Sim #1
The patient is a 50M hx COPD p/w pneumonia, currently being treated with IV azithromycin. He begins to vomit when the team walks into the room. The nurse asks the team if they want him to give Zofran, and the team decides to do that. Shortly after administration of the Zofran, the patient becomes altered, hypotensive to the 80s systolic, and tachycardic to the 200s. (It was a trap!) The monitor shows polymorphic ventricular tachycardia. An EKG obtained before the event shows a prolonged QT interval. The patient is given IV magnesium, but does not convert to sinus rhythm. The patient then goes into asystole, and the team begins CPR. The patient is given another dose of Mg 2mg and shocked once, with ROSC. Cardiology is called prior to TVP insertion.
Learning points:
– If the patient is in cardiac arrest due to torsades, just push the magnesium, rather than drip it in. ACLS recommends giving 1-2 grams of MgSO4 IV/IO if the patient is in arrest; it can be slowed over 5-60 minutes only if the patient has torsades with a pulse.
– Stop all QT-prolonging medication drips immediately in the torsades patient, including in this case the azithromycin.
– If the stable torsades patient doesn’t respond to magnesium, try overdrive pacing.
– However, in an unstable patient, such as this one (due to AMS), don’t fool around with overdrive pacing; just cardiovert.
– For a wide, regular tachycardia causing instability, you can give 100J, but multiple attendings recommend starting at 200J biphasic to be sure that you will convert the rhythm.
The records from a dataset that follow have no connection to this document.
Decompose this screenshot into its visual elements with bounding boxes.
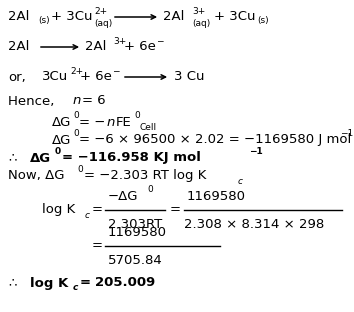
Text: 2Al: 2Al	[8, 11, 29, 23]
Text: =: =	[80, 276, 96, 290]
Text: ∴: ∴	[8, 276, 16, 290]
Text: Hence,: Hence,	[8, 95, 59, 108]
Text: Cell: Cell	[140, 123, 157, 131]
Text: c: c	[73, 284, 78, 293]
Text: or,: or,	[8, 71, 26, 84]
Text: 0: 0	[73, 129, 79, 139]
Text: 2Al: 2Al	[8, 41, 29, 53]
Text: 2.303RT: 2.303RT	[108, 217, 162, 231]
Text: 5705.84: 5705.84	[108, 253, 163, 266]
Text: =: =	[170, 203, 181, 217]
Text: 1169580: 1169580	[108, 226, 167, 238]
Text: + 3Cu: + 3Cu	[214, 11, 256, 23]
Text: ∴: ∴	[8, 152, 16, 164]
Text: c: c	[238, 177, 243, 186]
Text: 0: 0	[147, 186, 153, 194]
Text: ΔG: ΔG	[52, 115, 72, 129]
Text: 3+: 3+	[113, 37, 126, 46]
Text: −1: −1	[340, 129, 353, 139]
Text: 0: 0	[134, 111, 140, 120]
Text: 1169580: 1169580	[187, 189, 246, 202]
Text: = −: = −	[79, 115, 105, 129]
Text: −: −	[112, 66, 120, 76]
Text: 2.308 × 8.314 × 298: 2.308 × 8.314 × 298	[184, 217, 324, 231]
Text: 205.009: 205.009	[95, 276, 155, 290]
Text: 3 Cu: 3 Cu	[174, 71, 205, 84]
Text: (aq): (aq)	[94, 19, 112, 28]
Text: log K: log K	[30, 276, 68, 290]
Text: −ΔG: −ΔG	[108, 189, 138, 202]
Text: = −6 × 96500 × 2.02 = −1169580 J mol: = −6 × 96500 × 2.02 = −1169580 J mol	[79, 134, 351, 147]
Text: 2+: 2+	[94, 7, 107, 16]
Text: c: c	[85, 211, 90, 220]
Text: n: n	[107, 115, 115, 129]
Text: 0: 0	[73, 111, 79, 120]
Text: (s): (s)	[38, 16, 50, 25]
Text: = −2.303 RT log K: = −2.303 RT log K	[84, 169, 206, 183]
Text: (s): (s)	[257, 16, 269, 25]
Text: ΔG: ΔG	[30, 152, 51, 164]
Text: 0: 0	[77, 165, 83, 174]
Text: Now, ΔG: Now, ΔG	[8, 169, 64, 183]
Text: 0: 0	[55, 148, 61, 157]
Text: FE: FE	[116, 115, 132, 129]
Text: (aq): (aq)	[192, 19, 210, 28]
Text: 2Al: 2Al	[163, 11, 184, 23]
Text: 3Cu: 3Cu	[42, 71, 68, 84]
Text: =: =	[92, 240, 103, 252]
Text: n: n	[73, 95, 81, 108]
Text: = 6: = 6	[82, 95, 105, 108]
Text: + 6e: + 6e	[124, 41, 156, 53]
Text: ΔG: ΔG	[52, 134, 72, 147]
Text: 2+: 2+	[70, 66, 83, 76]
Text: + 6e: + 6e	[80, 71, 112, 84]
Text: + 3Cu: + 3Cu	[51, 11, 92, 23]
Text: = −116.958 KJ mol: = −116.958 KJ mol	[62, 152, 201, 164]
Text: =: =	[92, 203, 103, 217]
Text: −: −	[156, 37, 164, 46]
Text: log K: log K	[42, 203, 75, 217]
Text: 2Al: 2Al	[85, 41, 106, 53]
Text: 3+: 3+	[192, 7, 205, 16]
Text: −1: −1	[249, 148, 263, 157]
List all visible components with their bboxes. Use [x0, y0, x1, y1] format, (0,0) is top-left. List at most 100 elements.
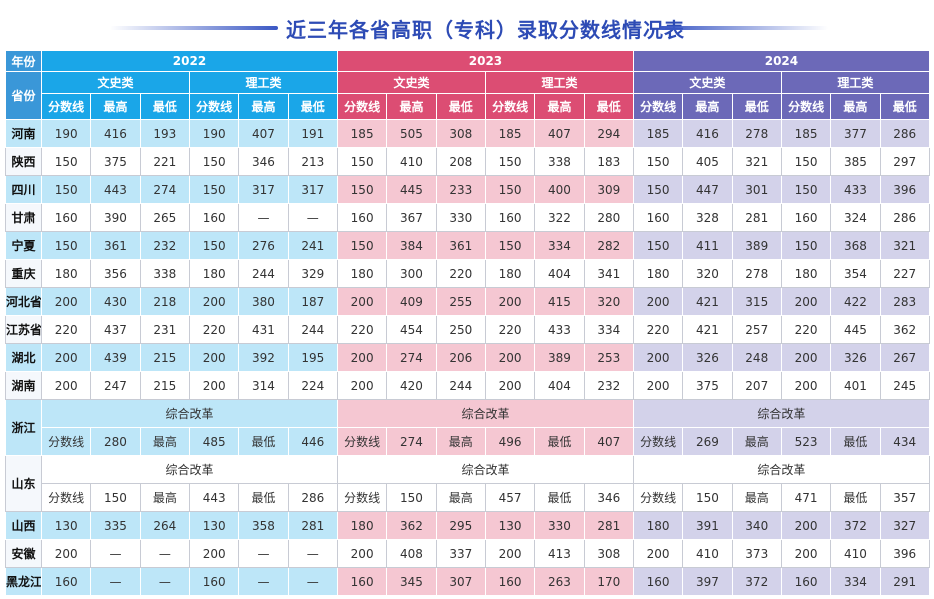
score-cell: — — [238, 567, 289, 596]
score-cell: 326 — [830, 343, 881, 372]
province-label: 山西 — [5, 511, 42, 540]
table-row: 河北省 200 430 218 200 380 187 200 409 255 200 415 320 2… — [5, 287, 930, 316]
score-cell: 523 — [780, 427, 832, 456]
score-cell: 160 — [336, 203, 388, 232]
score-cell: 231 — [139, 315, 190, 344]
score-cell: 407 — [238, 119, 289, 148]
score-cell: 401 — [830, 371, 881, 400]
score-cell: 200 — [484, 343, 536, 372]
table-row: 陕西 150 375 221 150 346 213 150 410 208 150 338 183 15… — [5, 147, 930, 176]
score-cell: 150 — [188, 147, 240, 176]
score-cell: 253 — [583, 343, 634, 372]
score-cell: 346 — [238, 147, 289, 176]
title-decoration-right — [660, 26, 828, 30]
subcol-header: 最高 — [682, 93, 733, 120]
score-cell: 最高 — [435, 427, 486, 456]
score-cell: 247 — [90, 371, 141, 400]
subcol-header: 最高 — [238, 93, 289, 120]
score-cell: 185 — [780, 119, 832, 148]
score-cell: 最高 — [435, 483, 486, 512]
score-cell: 232 — [139, 231, 190, 260]
score-cell: 389 — [731, 231, 782, 260]
province-label: 安徽 — [5, 539, 42, 568]
score-cell: 337 — [435, 539, 486, 568]
score-cell: 分数线 — [632, 483, 684, 512]
score-cell: 278 — [731, 119, 782, 148]
score-cell: 150 — [484, 147, 536, 176]
score-cell: — — [238, 539, 289, 568]
score-cell: 185 — [632, 119, 684, 148]
score-cell: 263 — [534, 567, 585, 596]
score-cell: 183 — [583, 147, 634, 176]
score-cell: 200 — [780, 343, 832, 372]
score-cell: 190 — [40, 119, 92, 148]
table-row: 湖南 200 247 215 200 314 224 200 420 244 200 404 232 20… — [5, 371, 930, 400]
score-cell: 200 — [40, 287, 92, 316]
table-row: 山东 综合改革 综合改革 综合改革 — [5, 455, 930, 512]
score-cell: 430 — [90, 287, 141, 316]
score-cell: 416 — [682, 119, 733, 148]
score-cell: 328 — [682, 203, 733, 232]
score-cell: 150 — [484, 175, 536, 204]
score-cell: 392 — [238, 343, 289, 372]
score-cell: 301 — [731, 175, 782, 204]
score-cell: 200 — [336, 539, 388, 568]
score-cell: 286 — [879, 119, 930, 148]
score-cell: 200 — [336, 371, 388, 400]
score-cell: 160 — [632, 567, 684, 596]
province-label: 河南 — [5, 119, 42, 148]
score-cell: 457 — [484, 483, 536, 512]
score-cell: 187 — [287, 287, 338, 316]
score-cell: 361 — [435, 231, 486, 260]
score-cell: 384 — [386, 231, 437, 260]
score-cell: 471 — [780, 483, 832, 512]
score-cell: 330 — [435, 203, 486, 232]
score-cell: 248 — [731, 343, 782, 372]
score-cell: 321 — [731, 147, 782, 176]
score-cell: 185 — [484, 119, 536, 148]
score-cell: 362 — [386, 511, 437, 540]
score-cell: 200 — [780, 539, 832, 568]
score-cell: 191 — [287, 119, 338, 148]
score-cell: 150 — [336, 231, 388, 260]
year-header-2022: 2022 — [41, 50, 338, 72]
score-cell: 295 — [435, 511, 486, 540]
reform-label: 综合改革 — [632, 399, 930, 428]
score-cell: 200 — [40, 539, 92, 568]
table-row: 四川 150 443 274 150 317 317 150 445 233 150 400 309 15… — [5, 175, 930, 204]
score-cell: 283 — [879, 287, 930, 316]
score-cell: 130 — [188, 511, 240, 540]
score-cell: 439 — [90, 343, 141, 372]
score-cell: 433 — [830, 175, 881, 204]
score-cell: — — [90, 567, 141, 596]
province-label: 江苏省 — [5, 315, 42, 344]
score-cell: 409 — [386, 287, 437, 316]
score-cell: 200 — [188, 343, 240, 372]
score-cell: 340 — [731, 511, 782, 540]
score-cell: 257 — [731, 315, 782, 344]
score-cell: — — [139, 567, 190, 596]
reform-label: 综合改革 — [336, 399, 634, 428]
score-cell: 308 — [583, 539, 634, 568]
score-cell: 200 — [780, 511, 832, 540]
score-cell: 322 — [534, 203, 585, 232]
score-cell: 308 — [435, 119, 486, 148]
score-cell: 150 — [188, 175, 240, 204]
province-label: 湖南 — [5, 371, 42, 400]
score-cell: 341 — [583, 259, 634, 288]
score-cell: 397 — [682, 567, 733, 596]
score-cell: 200 — [632, 539, 684, 568]
score-cell: 385 — [830, 147, 881, 176]
score-cell: 415 — [534, 287, 585, 316]
score-cell: 345 — [386, 567, 437, 596]
province-label: 四川 — [5, 175, 42, 204]
score-cell: 291 — [879, 567, 930, 596]
score-cell: 361 — [90, 231, 141, 260]
score-cell: 150 — [336, 175, 388, 204]
score-cell: 286 — [879, 203, 930, 232]
score-cell: 390 — [90, 203, 141, 232]
score-cell: 265 — [139, 203, 190, 232]
score-cell: 281 — [731, 203, 782, 232]
corner-year-label: 年份 — [5, 50, 42, 72]
score-cell: — — [139, 539, 190, 568]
**MIND-BLOWING PEARL** – Not only can you place a transvenous pacer while transcutaneous pacing is ongoing, but you might even be able to continue CPR during defibrillation. (!!!?@$*@!) Hang in there with me. Since we now use fancy self-adhesive electrodes to perform cardioversion and defibrillate, rather than the old paddle electrodes, some daredevils have wondered if you need to bother with the “I’m clear, you’re clear, we’re all clear” mantra we all know and love. If you’re wearing proper PPI, why not just continue CPR during defibrillation, they ask, and thereby minimize interruptions to compression? Obviously, a good way to join the patient in cardiac arrest, right? Actually, there is an argument to the contrary HERE.
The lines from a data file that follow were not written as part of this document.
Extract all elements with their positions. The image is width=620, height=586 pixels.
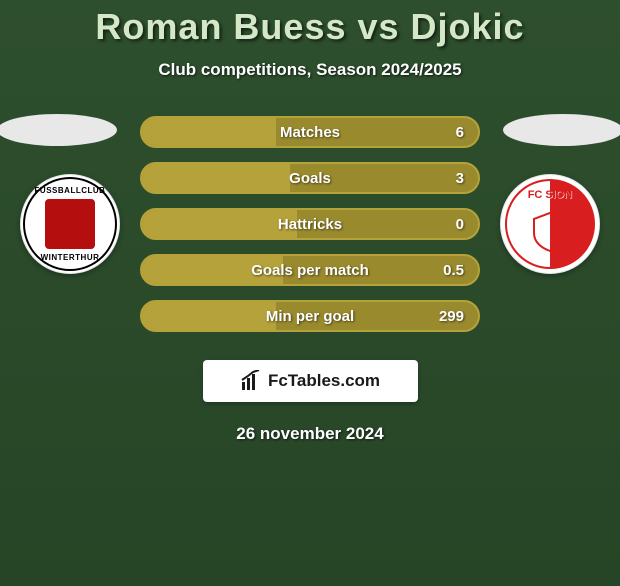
stat-bar: Min per goal299 <box>140 300 480 332</box>
left-logo-crest <box>45 199 95 249</box>
stat-bar-value: 299 <box>439 308 464 325</box>
right-logo-text: FC SION <box>507 189 593 201</box>
comparison-content: FUSSBALLCLUB WINTERTHUR FC SION Matches6… <box>0 114 620 344</box>
stat-bar-value: 0 <box>456 216 464 233</box>
stat-bar-value: 3 <box>456 170 464 187</box>
stat-bar-label: Goals <box>142 170 478 187</box>
stat-bar-value: 0.5 <box>443 262 464 279</box>
left-ellipse <box>0 114 117 146</box>
shield-icon <box>528 209 572 253</box>
stat-bar-label: Matches <box>142 124 478 141</box>
brand-text: FcTables.com <box>268 371 380 391</box>
left-team-logo: FUSSBALLCLUB WINTERTHUR <box>20 174 120 274</box>
stat-bar: Goals per match0.5 <box>140 254 480 286</box>
left-logo-text-bottom: WINTERTHUR <box>41 253 100 262</box>
stat-bar-value: 6 <box>456 124 464 141</box>
page-title: Roman Buess vs Djokic <box>0 6 620 48</box>
right-team-logo: FC SION <box>500 174 600 274</box>
subtitle: Club competitions, Season 2024/2025 <box>0 60 620 80</box>
right-ellipse <box>503 114 620 146</box>
stat-bar-label: Hattricks <box>142 216 478 233</box>
stat-bar-label: Min per goal <box>142 308 478 325</box>
chart-icon <box>240 370 262 392</box>
brand-box: FcTables.com <box>203 360 418 402</box>
stat-bars: Matches6Goals3Hattricks0Goals per match0… <box>140 114 480 332</box>
left-logo-text-top: FUSSBALLCLUB <box>35 186 106 195</box>
stat-bar-label: Goals per match <box>142 262 478 279</box>
stat-bar: Matches6 <box>140 116 480 148</box>
stat-bar: Hattricks0 <box>140 208 480 240</box>
stat-bar: Goals3 <box>140 162 480 194</box>
date-text: 26 november 2024 <box>0 424 620 444</box>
This summary was written by Brendan Barrett, MD – PGY2
No one dies from a dose of azithro. This is like beta-blockers and cocaine, there’s a disconnect between theory and reality.
https://www.ncbi.nlm.nih.gov/pmc/articles/PMC4040726/
https://www.ncbi.nlm.nih.gov/pmc/articles/PMC4404501/
On the other hand, I hate this shotgunning of abx created by sepsis quality measurements. I doubt that anyone ever stops an abx because it may kill the pt (every time I tell a resident that they’re going to kill the pt with a z-pack, they give it anyway).
Torsades usually degenerates into vfib, not asystole.
It sounds like the pt was shocked during asystole?!?
I doubt that the patient went back into torsades after rosc. If he did, he wouldn’t have a pulse.
Torsades is a form of vtac, so lido is an option. Don’t give the other drugs used in ventricular arrhythmias (amio, procainamide) – they prolong QT.
A quicker way to overdrive pace is to start an isoproterenol drip, but we usually don’t do that in torsades.